EMERGENCY CONTACT DETAILS

Emergency Situations Outside of business hours: in the case of an emergency, I should call 911 or whatever emergency service is available in the location, and should go immediately to the closest emergency room. 

DUANE DENTON does not process insurance claims.

A 24-hour notice of cancellation of appointments is required. Full payment of a scheduled session will be due at least 24 hours prior to the appointment. If payment is missed or session is canceled late, payment will be due in full.

I certify that I am a competent adult of at least 18 years of age or that if I am a minor under the age of 18, I understand that the consent of my parent/legal guardian/person having legal custody will also be required before treatment.

This Informed Consent is freely and voluntarily executed and shall be binding upon my spouse, relatives, legal representatives, heirs, administrators, successors and assignees.

I certify that I am in adequate physical, emotional and mental health to participate in a Breathwork session (If not, please specify on the opposite side).

I acknowledge that should this information change, it is my sole responsibility to notify my Breathwork Facilitator (DUANE DENTON).

I consent to and authorize DUANE DENTON to guide me in a Breathwork Session as specified by my facilitator. This session may include energy healing, vocal toning, tapping, touch work and integration coaching support.

I understand that DUANE DENTON is not a licensed physician or functional breathing specialist and does not dispense medical advice or prescribe the use of any technique as a form of treatment for any physical or psychological conditions without the advice of a physician - either directly or indirectly.

As a Breathwork Facilitator, DUANE DENTON offers information of a general nature to help clients in their journey toward greater self-awareness, mind-body connection, emotional, mental, physical, and spiritual wellbeing and DUANE DENTON assumes no responsibility for how I (the client) may use this information.

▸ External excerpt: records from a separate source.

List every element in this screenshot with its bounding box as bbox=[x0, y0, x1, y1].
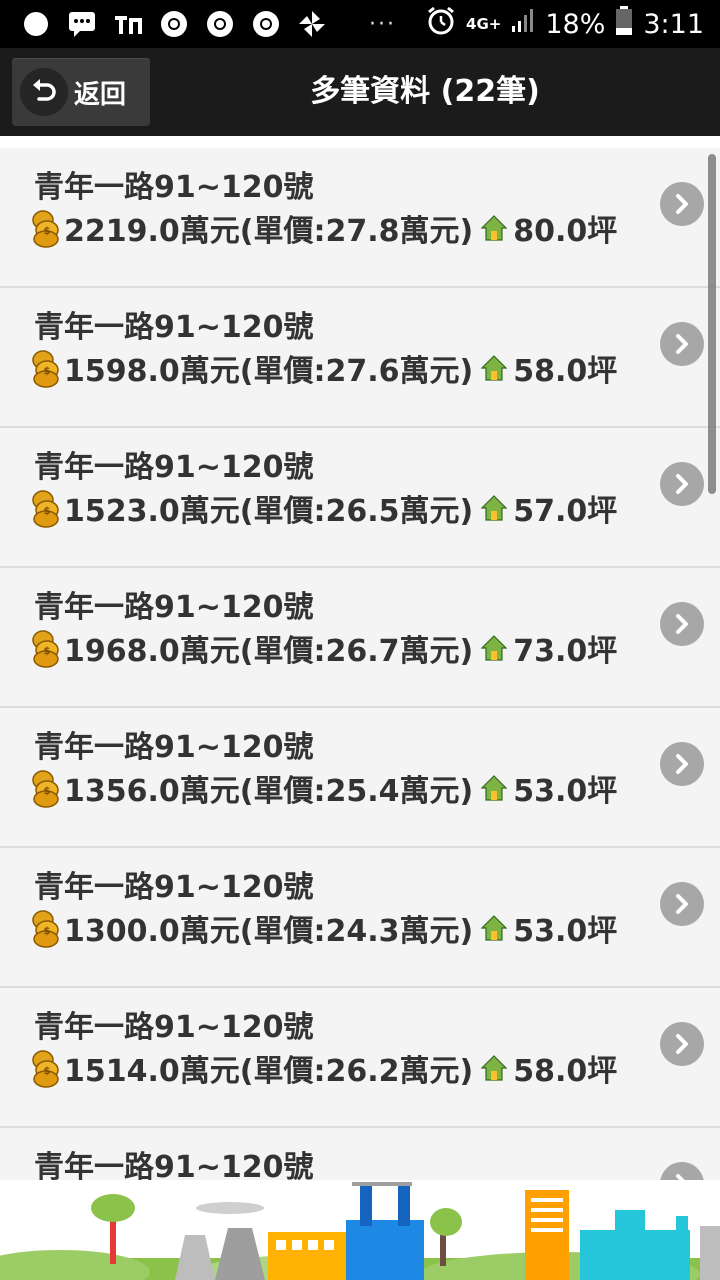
notification-icons bbox=[22, 8, 326, 40]
item-area: 53.0坪 bbox=[513, 774, 618, 809]
svg-text:$: $ bbox=[44, 506, 51, 517]
svg-text:$: $ bbox=[44, 786, 51, 797]
list-item[interactable]: 青年一路91~120號 $1968.0萬元(單價:26.7萬元) 73.0坪 bbox=[0, 568, 720, 708]
item-info: $2219.0萬元(單價:27.8萬元) 80.0坪 bbox=[30, 206, 617, 250]
back-label: 返回 bbox=[74, 79, 127, 110]
record-list[interactable]: 青年一路91~120號 $2219.0萬元(單價:27.8萬元) 80.0坪 青年一路… bbox=[0, 148, 720, 1180]
list-item[interactable]: 青年一路91~120號 $1523.0萬元(單價:26.5萬元) 57.0坪 bbox=[0, 428, 720, 568]
scrollbar[interactable] bbox=[708, 154, 716, 494]
svg-text:$: $ bbox=[44, 366, 51, 377]
item-price: 1300.0萬元(單價:24.3萬元) bbox=[64, 914, 474, 949]
item-info: $1968.0萬元(單價:26.7萬元) 73.0坪 bbox=[30, 626, 617, 670]
house-icon bbox=[481, 635, 508, 661]
coin-stack-icon: $ bbox=[32, 1050, 59, 1088]
item-price: 1514.0萬元(單價:26.2萬元) bbox=[64, 1054, 474, 1089]
chrome-icon bbox=[206, 10, 234, 38]
item-info: $1598.0萬元(單價:27.6萬元) 58.0坪 bbox=[30, 346, 617, 390]
status-indicators: ··· 4G+ 18% 3:11 bbox=[369, 5, 704, 43]
item-price: 1598.0萬元(單價:27.6萬元) bbox=[64, 354, 474, 389]
coin-stack-icon: $ bbox=[32, 630, 59, 668]
svg-text:$: $ bbox=[44, 646, 51, 657]
item-area: 73.0坪 bbox=[513, 634, 618, 669]
battery-icon bbox=[615, 5, 633, 43]
item-price: 1356.0萬元(單價:25.4萬元) bbox=[64, 774, 474, 809]
page-title: 多筆資料 (22筆) bbox=[310, 74, 540, 109]
network-type: 4G+ bbox=[466, 15, 502, 33]
battery-percent: 18% bbox=[545, 8, 606, 40]
action-bar: 返回 多筆資料 (22筆) bbox=[0, 48, 720, 136]
app-logo-icon bbox=[114, 10, 142, 38]
list-item[interactable]: 青年一路91~120號 bbox=[0, 1128, 720, 1180]
item-info: $1514.0萬元(單價:26.2萬元) 58.0坪 bbox=[30, 1046, 617, 1090]
footer-illustration bbox=[0, 1180, 720, 1280]
list-item[interactable]: 青年一路91~120號 $1300.0萬元(單價:24.3萬元) 53.0坪 bbox=[0, 848, 720, 988]
chevron-right-icon[interactable] bbox=[660, 602, 704, 646]
item-address: 青年一路91~120號 bbox=[34, 310, 314, 345]
more-notifications-icon: ··· bbox=[369, 11, 397, 37]
item-area: 58.0坪 bbox=[513, 354, 618, 389]
house-icon bbox=[481, 775, 508, 801]
svg-text:$: $ bbox=[44, 226, 51, 237]
item-address: 青年一路91~120號 bbox=[34, 450, 314, 485]
item-price: 2219.0萬元(單價:27.8萬元) bbox=[64, 214, 474, 249]
alarm-icon bbox=[426, 6, 456, 43]
item-address: 青年一路91~120號 bbox=[34, 730, 314, 765]
coin-stack-icon: $ bbox=[32, 770, 59, 808]
item-price: 1968.0萬元(單價:26.7萬元) bbox=[64, 634, 474, 669]
circle-icon bbox=[22, 10, 50, 38]
coin-stack-icon: $ bbox=[32, 910, 59, 948]
item-address: 青年一路91~120號 bbox=[34, 870, 314, 905]
clock: 3:11 bbox=[643, 8, 704, 40]
item-address: 青年一路91~120號 bbox=[34, 1150, 314, 1180]
chevron-right-icon[interactable] bbox=[660, 1022, 704, 1066]
item-area: 53.0坪 bbox=[513, 914, 618, 949]
item-address: 青年一路91~120號 bbox=[34, 170, 314, 205]
back-button[interactable]: 返回 bbox=[12, 58, 150, 126]
chevron-right-icon[interactable] bbox=[660, 182, 704, 226]
message-icon bbox=[68, 10, 96, 38]
chevron-right-icon[interactable] bbox=[660, 742, 704, 786]
list-item[interactable]: 青年一路91~120號 $1514.0萬元(單價:26.2萬元) 58.0坪 bbox=[0, 988, 720, 1128]
signal-icon bbox=[511, 8, 535, 41]
item-area: 80.0坪 bbox=[513, 214, 618, 249]
list-item[interactable]: 青年一路91~120號 $1356.0萬元(單價:25.4萬元) 53.0坪 bbox=[0, 708, 720, 848]
header-gap bbox=[0, 136, 720, 148]
house-icon bbox=[481, 215, 508, 241]
chevron-right-icon[interactable] bbox=[660, 322, 704, 366]
house-icon bbox=[481, 355, 508, 381]
svg-text:$: $ bbox=[44, 926, 51, 937]
coin-stack-icon: $ bbox=[32, 490, 59, 528]
chevron-right-icon[interactable] bbox=[660, 1162, 704, 1180]
chrome-icon bbox=[160, 10, 188, 38]
house-icon bbox=[481, 915, 508, 941]
coin-stack-icon: $ bbox=[32, 350, 59, 388]
item-info: $1356.0萬元(單價:25.4萬元) 53.0坪 bbox=[30, 766, 617, 810]
chevron-right-icon[interactable] bbox=[660, 462, 704, 506]
item-info: $1523.0萬元(單價:26.5萬元) 57.0坪 bbox=[30, 486, 617, 530]
list-item[interactable]: 青年一路91~120號 $1598.0萬元(單價:27.6萬元) 58.0坪 bbox=[0, 288, 720, 428]
house-icon bbox=[481, 1055, 508, 1081]
list-item[interactable]: 青年一路91~120號 $2219.0萬元(單價:27.8萬元) 80.0坪 bbox=[0, 148, 720, 288]
item-address: 青年一路91~120號 bbox=[34, 1010, 314, 1045]
chrome-icon bbox=[252, 10, 280, 38]
item-area: 57.0坪 bbox=[513, 494, 618, 529]
back-arrow-icon bbox=[20, 68, 68, 116]
pinwheel-icon bbox=[298, 10, 326, 38]
svg-text:$: $ bbox=[44, 1066, 51, 1077]
chevron-right-icon[interactable] bbox=[660, 882, 704, 926]
item-price: 1523.0萬元(單價:26.5萬元) bbox=[64, 494, 474, 529]
item-area: 58.0坪 bbox=[513, 1054, 618, 1089]
coin-stack-icon: $ bbox=[32, 210, 59, 248]
item-info: $1300.0萬元(單價:24.3萬元) 53.0坪 bbox=[30, 906, 617, 950]
item-address: 青年一路91~120號 bbox=[34, 590, 314, 625]
status-bar: ··· 4G+ 18% 3:11 bbox=[0, 0, 720, 48]
house-icon bbox=[481, 495, 508, 521]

Breathwork is not recommended for people with a personal or family history of epilepsy, seizures, cardiovascular problems including angina or heart attacks, high blood pressure, aneurysms, glaucoma, retinal detachment, osteoporosis, or recent physical injuries, surgery or illness - particularly involving the brain, mouth, teeth, nose, throat, thyroid, immune system, lymphatic system, lungs, chest, ribs, spine, neck and/or reproductive organs.

Breathwork is not recommended for people with a personal history of mental illness, personality disorders, hospitalization for any psychiatric condition or emotional crisis, suicidality, psychosis, drug or alcohol addiction.

Possible side effects may include dizziness, fainting, changes in body temperature, disorientation, tingling, carpopedal spasms, cramping, emotional breakthroughs, feeling physical, mental, energetic and/or emotional triggering and/or vulnerability. 

The nature of the service/session has been explained to me and/or is available to me in writing and any questions I had regarding the session(s) have been answered to my satisfaction.  I understand that the session may involve risks of complications or injury from both known and unknown causes, and I freely assume these risks.

I understand that I have the right to refuse to participate in the session. No guarantee, warranty or assurance has been made to me as to the results that may be obtained. I certify the above information is correct to the best of my knowledge. 

I agree to adhere to all safety precautions and regulations during my treatments/sessions with DUANE DENTON. I will not hold DUANE DENTON or any associated companies or members of their staff responsible for any errors or omissions that I may have made in the completion of this form.